Problem 6.6
a) Our confidence interval is for the statistical inference and not for the sample itself.
b) This is true. To find the confidence interval, we add and subtract the margin of error.
c) This is not knowable from getting only one sample. We are 95% sure the true mean is in our interval. We do not have knowledge of other samples.
d) False. The smaller the percentage of certitude, the smaller the margin of error.
Problem 6.12
a) 48% is a simple statistic. No inference was made.
b) The 95% confidence interval ranges from 45.24% to 50.76%. We believe, with 95% confidence, that the percentage of Americans who believe marijuana should be legal is in that range.
c) This is a reasonable assumption. There are enough samples to expect the law of large numbers means our sample should be normal. The survey randomly chose independent participants.
d) This is not a reasonable assumption. Only a small part of our confidence interval is over 50%. Our sample mean is under 50%. It seems more than likely that the headline is false.
Problem 6.20
We need to sample 2398 people. .02= 1.96* sqrt((.48)(.52)/n) n = 2398
Problem 6.28
The 95% confidence interval for the percentage of Oregonians who are expected to be sleep deprived in excess of the percentage of Californians who are is .15% to 1.75%. The calculation is .008 +/- sqrt ((.08)(.92)/11545 + (.088)(.912)/4691).
Problem 6.44
a) H0: The foraging choices of the barking deer in Hainan Island represent the avaliable proportions of habitat.
H1: The foraging choices of the barking deer in Hainan Island do not represent the avaliable proportions of habitat. b) A chi-squared test will allow us to test if the grouped data match the expected proportions of grouped data.
c) Independence seems to be fulfilled because the deer were free to choose where to forage. There are only 4 sites in the woods group. It should be grouped with another group to satisfy the conditions. “Other” and “deciduous forests” are the most appropriate groupings. It would seem woods would go well with deciduous forests, but better knowledge of Hainan Province would help make a better determintion.
d) Expecteds: wood,deciduous forest 189.14; cultivated grass plot 62.62; other 174.23
Chi square stat: ((71-189.14)2 / 189.14) + ((16-62.62)2 / 62.62) + ((345-174.23)2 / 174.23), which equals 275.8790775.
Compare this to a 11.345 critical value for a chi-square distribution with 3 degrees of freedom. Our null hypothesis. It seems clear that our deer prefer “other” microhabitat for foraging.
Problem 6.48
a) A chi-square test is the appropriate test for grouped data when we suspect a part of the population may have a proportion of a factor different from that of the greater population.
b) H0 : Drinking different amounts of coffee is not associated with depression incidence in women.
H1 : Drinking different amounts of coffee is associated with depression incidence in women.
c) 5.14% of the women in the study experienced depression.
d) 339.99 women were expected in the 2-6 cups per week, yes category. This contributes ((373-339.99)2)/339.99 = 3.2049769 to our chi-square statistic.
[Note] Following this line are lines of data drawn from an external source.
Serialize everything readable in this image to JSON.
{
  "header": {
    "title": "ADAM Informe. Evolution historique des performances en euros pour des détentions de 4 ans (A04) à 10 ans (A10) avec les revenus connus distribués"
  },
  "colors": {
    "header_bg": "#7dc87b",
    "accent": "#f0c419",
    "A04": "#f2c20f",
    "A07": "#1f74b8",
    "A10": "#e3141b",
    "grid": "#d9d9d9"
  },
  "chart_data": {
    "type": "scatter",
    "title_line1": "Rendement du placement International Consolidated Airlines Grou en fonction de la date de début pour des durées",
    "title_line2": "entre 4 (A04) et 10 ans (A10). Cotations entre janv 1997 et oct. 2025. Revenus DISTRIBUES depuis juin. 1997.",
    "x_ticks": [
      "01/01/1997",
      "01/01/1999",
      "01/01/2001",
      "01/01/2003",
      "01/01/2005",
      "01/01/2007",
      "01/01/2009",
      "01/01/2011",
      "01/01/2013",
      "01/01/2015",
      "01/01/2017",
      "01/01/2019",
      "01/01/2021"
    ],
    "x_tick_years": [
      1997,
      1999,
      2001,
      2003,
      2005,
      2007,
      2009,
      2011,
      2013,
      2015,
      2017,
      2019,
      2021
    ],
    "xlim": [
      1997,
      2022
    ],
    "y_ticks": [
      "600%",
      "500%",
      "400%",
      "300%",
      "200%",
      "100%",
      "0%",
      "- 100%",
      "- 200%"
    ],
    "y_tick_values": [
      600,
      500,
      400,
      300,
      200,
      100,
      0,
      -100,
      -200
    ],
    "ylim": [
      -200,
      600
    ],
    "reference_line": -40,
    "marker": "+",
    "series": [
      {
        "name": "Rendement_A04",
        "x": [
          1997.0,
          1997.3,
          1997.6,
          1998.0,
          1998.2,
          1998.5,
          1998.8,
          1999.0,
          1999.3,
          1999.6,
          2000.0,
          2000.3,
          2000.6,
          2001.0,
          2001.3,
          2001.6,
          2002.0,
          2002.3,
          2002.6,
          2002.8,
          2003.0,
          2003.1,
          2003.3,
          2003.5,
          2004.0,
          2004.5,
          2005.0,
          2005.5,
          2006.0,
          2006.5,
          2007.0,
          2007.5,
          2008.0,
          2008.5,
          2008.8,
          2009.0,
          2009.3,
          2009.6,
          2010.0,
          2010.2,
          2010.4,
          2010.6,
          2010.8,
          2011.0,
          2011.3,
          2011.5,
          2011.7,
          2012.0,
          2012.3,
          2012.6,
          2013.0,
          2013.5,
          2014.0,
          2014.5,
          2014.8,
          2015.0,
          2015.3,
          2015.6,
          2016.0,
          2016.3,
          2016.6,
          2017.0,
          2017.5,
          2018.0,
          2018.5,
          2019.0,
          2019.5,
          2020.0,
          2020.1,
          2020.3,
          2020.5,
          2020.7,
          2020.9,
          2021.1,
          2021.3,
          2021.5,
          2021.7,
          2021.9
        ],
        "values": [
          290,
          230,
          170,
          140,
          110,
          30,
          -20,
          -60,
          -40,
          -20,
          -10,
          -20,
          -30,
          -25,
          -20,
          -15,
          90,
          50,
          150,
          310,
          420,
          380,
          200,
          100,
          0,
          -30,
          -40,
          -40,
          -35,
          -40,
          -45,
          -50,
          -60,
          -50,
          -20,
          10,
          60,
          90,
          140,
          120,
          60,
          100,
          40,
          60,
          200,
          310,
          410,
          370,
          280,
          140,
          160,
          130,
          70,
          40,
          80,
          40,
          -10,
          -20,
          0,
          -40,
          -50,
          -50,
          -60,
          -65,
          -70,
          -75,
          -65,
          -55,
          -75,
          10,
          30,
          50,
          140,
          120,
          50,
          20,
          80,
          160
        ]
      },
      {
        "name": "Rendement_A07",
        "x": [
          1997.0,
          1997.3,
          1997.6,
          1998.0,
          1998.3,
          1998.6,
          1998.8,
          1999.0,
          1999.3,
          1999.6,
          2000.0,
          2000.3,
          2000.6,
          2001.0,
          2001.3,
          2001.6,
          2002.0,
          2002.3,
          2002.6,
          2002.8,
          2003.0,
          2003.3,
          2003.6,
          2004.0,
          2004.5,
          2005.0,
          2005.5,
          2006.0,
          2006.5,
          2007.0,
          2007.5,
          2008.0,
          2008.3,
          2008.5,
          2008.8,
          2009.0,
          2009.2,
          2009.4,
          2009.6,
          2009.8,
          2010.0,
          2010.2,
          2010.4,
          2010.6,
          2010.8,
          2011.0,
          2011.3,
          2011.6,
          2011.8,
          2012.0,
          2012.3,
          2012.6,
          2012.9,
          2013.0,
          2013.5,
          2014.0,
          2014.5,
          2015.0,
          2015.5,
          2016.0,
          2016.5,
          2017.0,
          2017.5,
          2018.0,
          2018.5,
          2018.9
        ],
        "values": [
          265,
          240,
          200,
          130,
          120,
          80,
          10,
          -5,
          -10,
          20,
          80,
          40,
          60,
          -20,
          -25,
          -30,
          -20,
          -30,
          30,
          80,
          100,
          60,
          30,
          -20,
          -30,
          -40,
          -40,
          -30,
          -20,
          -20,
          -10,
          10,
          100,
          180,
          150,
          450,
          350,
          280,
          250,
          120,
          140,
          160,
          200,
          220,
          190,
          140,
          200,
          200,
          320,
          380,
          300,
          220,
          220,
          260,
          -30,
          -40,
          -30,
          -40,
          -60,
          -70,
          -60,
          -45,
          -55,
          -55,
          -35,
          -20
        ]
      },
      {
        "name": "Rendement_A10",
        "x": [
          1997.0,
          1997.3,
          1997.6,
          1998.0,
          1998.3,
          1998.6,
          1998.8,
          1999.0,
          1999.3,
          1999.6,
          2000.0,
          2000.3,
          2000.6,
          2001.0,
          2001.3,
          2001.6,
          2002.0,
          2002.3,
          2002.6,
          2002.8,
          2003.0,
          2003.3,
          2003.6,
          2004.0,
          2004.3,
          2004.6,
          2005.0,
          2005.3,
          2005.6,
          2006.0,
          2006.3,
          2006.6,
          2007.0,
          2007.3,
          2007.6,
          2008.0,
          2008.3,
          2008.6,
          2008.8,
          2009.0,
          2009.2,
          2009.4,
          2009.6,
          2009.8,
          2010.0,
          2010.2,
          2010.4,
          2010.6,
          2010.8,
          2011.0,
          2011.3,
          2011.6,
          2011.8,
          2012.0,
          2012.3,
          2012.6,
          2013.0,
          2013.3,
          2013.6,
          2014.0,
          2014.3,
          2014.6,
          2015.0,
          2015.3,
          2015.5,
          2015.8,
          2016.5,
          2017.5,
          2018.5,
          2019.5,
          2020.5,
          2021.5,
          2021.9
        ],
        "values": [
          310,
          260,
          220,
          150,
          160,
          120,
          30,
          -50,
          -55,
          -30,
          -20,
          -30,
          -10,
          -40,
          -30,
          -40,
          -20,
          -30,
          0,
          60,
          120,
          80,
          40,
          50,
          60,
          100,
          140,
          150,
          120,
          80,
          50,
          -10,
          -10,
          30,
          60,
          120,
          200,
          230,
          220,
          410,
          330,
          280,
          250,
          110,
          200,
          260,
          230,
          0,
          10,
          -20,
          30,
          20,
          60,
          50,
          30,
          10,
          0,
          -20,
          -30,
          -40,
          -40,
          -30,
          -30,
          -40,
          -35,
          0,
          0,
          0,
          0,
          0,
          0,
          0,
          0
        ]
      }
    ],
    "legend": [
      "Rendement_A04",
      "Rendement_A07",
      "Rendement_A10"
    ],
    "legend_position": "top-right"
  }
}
e) For a chi-squared distribution with 4 degrees of freedom, a p-value of .001 corresponds to 18.4668. At 20.93, our test result is further into the tail than that.
f) We reject the null hypothesis and find that there was an association between coffee use and depression among woman in our study.
g) Our researcher was correct. While there is an association, we can not rule out other factors that may have lead to this outcome. Perhaps heavy coffee drinkers share some other factors that lead to lower depression.